Lors d’un infarctus du myocarde, chaque minute compte

Illustration d'un battement de cœur
Dans les pays industrialisés, l’infarctus du myocarde demeure l’une des causes principales de décès. (Gerd Altmann/pixelio.de)

Grâce à de meilleures possibilités de diagnostic et de traitement, le nombre de victimes d’un infarctus a beaucoup diminué au cours des dernières années. Toutefois, l’infarctus du myocarde demeure l’une des causes principales de décès dans les pays industrialisés. En cas d’urgence, chaque minute compte.

Le cœur est à proprement parler le moteur du corps humain. Des contractions rythmiques garantissent le transport du sang à travers le corps et assurent ainsi l’irrigation sanguine de tous les organes. Le langage populaire le décrit comme une pompe, ce en quoi constitue justement l’action principale du cœur. Si, en raison d’un infarctus, il n’est plus en mesure d’assumer cette fonction, ou seulement partiellement, la vie de la personne concernée peut être en danger.  

Souvent, un infarctus du myocarde est la conséquence d’une altération des artères coronaires (athérosclérose), qui survient lorsque les artères sont obstruées par des dépôts adipeux (appelées plaques) ou calcaires.  

Vaisseaux sanguins obstrués

La rupture d’une plaque au sein d’une artère coronaire constitue la cause principale d’un infarctus du myocarde. Cela peut entraîner la formation d’un caillot de sang, qui viendra obstruer le vaisseau sanguin et entraver la circulation sanguine vers le cœur.

Dans un tel cas, la partie du muscle cardiaque relié à cette artère ne reçoit plus de sang ni oxygène, et peut s’arrêter complètement. Cela entraîne pour conséquence une perturbation de la fonction cardiaque et peut provoquer un arrêt cardiaque.   

Problèmes de circulation dans les artères coronaires

Une maladie coronarienne est la cause principale de l’infarctus du myocarde. Elle est caractérisée par des troubles de la circulation dans les artères coronaires, qui entourent le muscle cardiaque et lui assurent un apport en oxygène. Dans de rares cas, une inflammation des artères coronaires peut entraîner un infarctus ou provoquer une embolie (déplacement d’un caillot de sang).
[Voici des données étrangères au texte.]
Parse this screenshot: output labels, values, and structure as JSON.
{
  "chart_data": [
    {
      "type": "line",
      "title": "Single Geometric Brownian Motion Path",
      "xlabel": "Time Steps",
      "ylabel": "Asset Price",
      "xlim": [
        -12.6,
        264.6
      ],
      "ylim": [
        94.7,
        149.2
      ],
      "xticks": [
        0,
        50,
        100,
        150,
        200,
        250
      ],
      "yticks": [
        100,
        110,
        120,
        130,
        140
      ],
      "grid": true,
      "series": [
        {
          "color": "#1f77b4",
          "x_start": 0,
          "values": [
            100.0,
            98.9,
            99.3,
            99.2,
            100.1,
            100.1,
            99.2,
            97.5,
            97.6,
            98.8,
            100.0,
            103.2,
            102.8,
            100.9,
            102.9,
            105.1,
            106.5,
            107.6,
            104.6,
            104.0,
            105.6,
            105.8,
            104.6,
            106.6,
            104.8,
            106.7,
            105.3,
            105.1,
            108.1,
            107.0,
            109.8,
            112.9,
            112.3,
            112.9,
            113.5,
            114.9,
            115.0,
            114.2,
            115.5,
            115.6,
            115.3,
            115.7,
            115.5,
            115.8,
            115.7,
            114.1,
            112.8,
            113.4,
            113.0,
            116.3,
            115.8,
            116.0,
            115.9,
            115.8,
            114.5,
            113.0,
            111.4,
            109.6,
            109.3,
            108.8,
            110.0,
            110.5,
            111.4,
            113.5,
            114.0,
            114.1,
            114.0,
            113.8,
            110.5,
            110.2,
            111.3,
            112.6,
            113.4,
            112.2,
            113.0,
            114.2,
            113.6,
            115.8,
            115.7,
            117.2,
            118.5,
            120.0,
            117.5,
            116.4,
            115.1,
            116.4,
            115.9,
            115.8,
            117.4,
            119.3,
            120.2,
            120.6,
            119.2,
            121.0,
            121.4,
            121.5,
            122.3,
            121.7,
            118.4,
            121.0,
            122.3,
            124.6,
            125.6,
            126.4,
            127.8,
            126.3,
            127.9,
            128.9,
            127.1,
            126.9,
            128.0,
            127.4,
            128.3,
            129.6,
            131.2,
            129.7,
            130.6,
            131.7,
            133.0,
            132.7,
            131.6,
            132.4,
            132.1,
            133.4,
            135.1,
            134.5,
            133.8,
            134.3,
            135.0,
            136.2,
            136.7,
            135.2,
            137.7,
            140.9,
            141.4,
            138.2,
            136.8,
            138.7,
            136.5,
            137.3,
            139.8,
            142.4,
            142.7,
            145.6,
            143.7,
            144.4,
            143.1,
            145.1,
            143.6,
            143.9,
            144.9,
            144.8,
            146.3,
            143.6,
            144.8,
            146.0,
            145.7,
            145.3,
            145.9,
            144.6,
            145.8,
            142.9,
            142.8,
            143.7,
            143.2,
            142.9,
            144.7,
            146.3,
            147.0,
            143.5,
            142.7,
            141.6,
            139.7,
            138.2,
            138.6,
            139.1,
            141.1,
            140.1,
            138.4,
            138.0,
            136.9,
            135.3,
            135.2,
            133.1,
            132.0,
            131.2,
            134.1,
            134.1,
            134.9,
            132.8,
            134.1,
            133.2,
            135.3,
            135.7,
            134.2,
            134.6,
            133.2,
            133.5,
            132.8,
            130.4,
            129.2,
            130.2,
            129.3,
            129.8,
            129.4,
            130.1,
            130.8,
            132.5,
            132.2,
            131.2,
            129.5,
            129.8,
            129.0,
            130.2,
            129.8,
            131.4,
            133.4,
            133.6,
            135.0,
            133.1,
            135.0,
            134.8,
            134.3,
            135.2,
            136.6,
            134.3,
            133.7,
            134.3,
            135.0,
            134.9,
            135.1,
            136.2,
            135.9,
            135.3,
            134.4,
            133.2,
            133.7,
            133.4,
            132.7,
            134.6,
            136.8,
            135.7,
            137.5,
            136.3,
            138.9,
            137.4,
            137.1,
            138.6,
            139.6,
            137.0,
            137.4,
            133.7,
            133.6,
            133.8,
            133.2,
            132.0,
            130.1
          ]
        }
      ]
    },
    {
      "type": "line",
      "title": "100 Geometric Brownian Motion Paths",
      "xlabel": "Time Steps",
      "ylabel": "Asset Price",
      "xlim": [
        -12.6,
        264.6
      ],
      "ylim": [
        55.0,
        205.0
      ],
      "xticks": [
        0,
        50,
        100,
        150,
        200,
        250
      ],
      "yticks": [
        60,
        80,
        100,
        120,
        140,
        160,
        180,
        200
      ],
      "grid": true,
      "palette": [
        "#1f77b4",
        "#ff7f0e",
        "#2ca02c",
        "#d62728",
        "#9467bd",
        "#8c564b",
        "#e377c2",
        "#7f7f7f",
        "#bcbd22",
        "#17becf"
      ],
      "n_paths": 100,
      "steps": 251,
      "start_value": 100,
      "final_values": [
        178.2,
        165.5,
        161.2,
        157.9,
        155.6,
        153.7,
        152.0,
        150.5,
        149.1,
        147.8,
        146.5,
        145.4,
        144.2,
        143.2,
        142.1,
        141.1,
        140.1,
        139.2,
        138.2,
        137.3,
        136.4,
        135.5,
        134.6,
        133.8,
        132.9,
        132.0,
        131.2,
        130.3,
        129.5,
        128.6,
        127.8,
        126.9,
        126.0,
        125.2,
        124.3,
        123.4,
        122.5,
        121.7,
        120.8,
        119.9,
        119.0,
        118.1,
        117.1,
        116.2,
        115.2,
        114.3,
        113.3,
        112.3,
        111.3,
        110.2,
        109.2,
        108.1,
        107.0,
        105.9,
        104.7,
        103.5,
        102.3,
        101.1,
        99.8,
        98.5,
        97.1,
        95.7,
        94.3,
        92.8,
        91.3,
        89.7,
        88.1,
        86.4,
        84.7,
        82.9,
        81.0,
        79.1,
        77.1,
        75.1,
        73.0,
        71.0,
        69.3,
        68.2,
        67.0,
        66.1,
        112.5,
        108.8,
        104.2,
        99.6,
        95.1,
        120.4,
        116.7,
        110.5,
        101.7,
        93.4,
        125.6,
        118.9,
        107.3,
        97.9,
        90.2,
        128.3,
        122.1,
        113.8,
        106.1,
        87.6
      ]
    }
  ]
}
Mesure de la graisse abdominale
L’obésité constitue un risque majeur d’infarctus du myocarde. (Dieter Schütz/pixelio.de)

De nombreux symptômes

Les symptômes d’un infarctus du myocarde sont très variés. Souvent, la personne ressentira, pendant plus de quinze minutes, de violents pincements et une douleur intense dans la poitrine.

Les douleurs peuvent être ressenties dans le cou, les bras, les épaules ou dans la partie supérieure de l’abdomen. Elles peuvent provoquer des angoisses liées à la mort et augmentent en intensité.

Souvent, la douleur due à l’infarctus est accompagnée d’excès de transpiration, de nausées ou de vomissements, de difficultés à respirer, d’un pouls irrégulier et d’un teint blafard.

L’infarctus n’est pas qu’une affaire d’homme

Chez les femmes, les diabétiques et les personnes âgées, les signes précurseurs peuvent se manifester par des difficultés à respirer, par des nausées ou vomissements inexplicables, une sensation de pincements dans la poitrine, le dos ou l’abdomen. Les symptômes affectant la poitrine sont différents chez les femmes que chez les hommes ; ceux-ci ressentiront des douleurs tandis que les femmes percevront surtout un sentiment d’oppression thoracique.  

Prendre les signes précurseurs au sérieux

Un infarctus du myocarde arrive rarement sans s’annoncer. Souvent, les symptômes mentionnés ci-dessus indiquent déjà, des semaines ou des mois à l’avance, un risque d’infarctus. Quiconque prend ces signes au sérieux et consulte son médecin à temps peut éventuellement réduire les risques ou même prévenir un infarctus.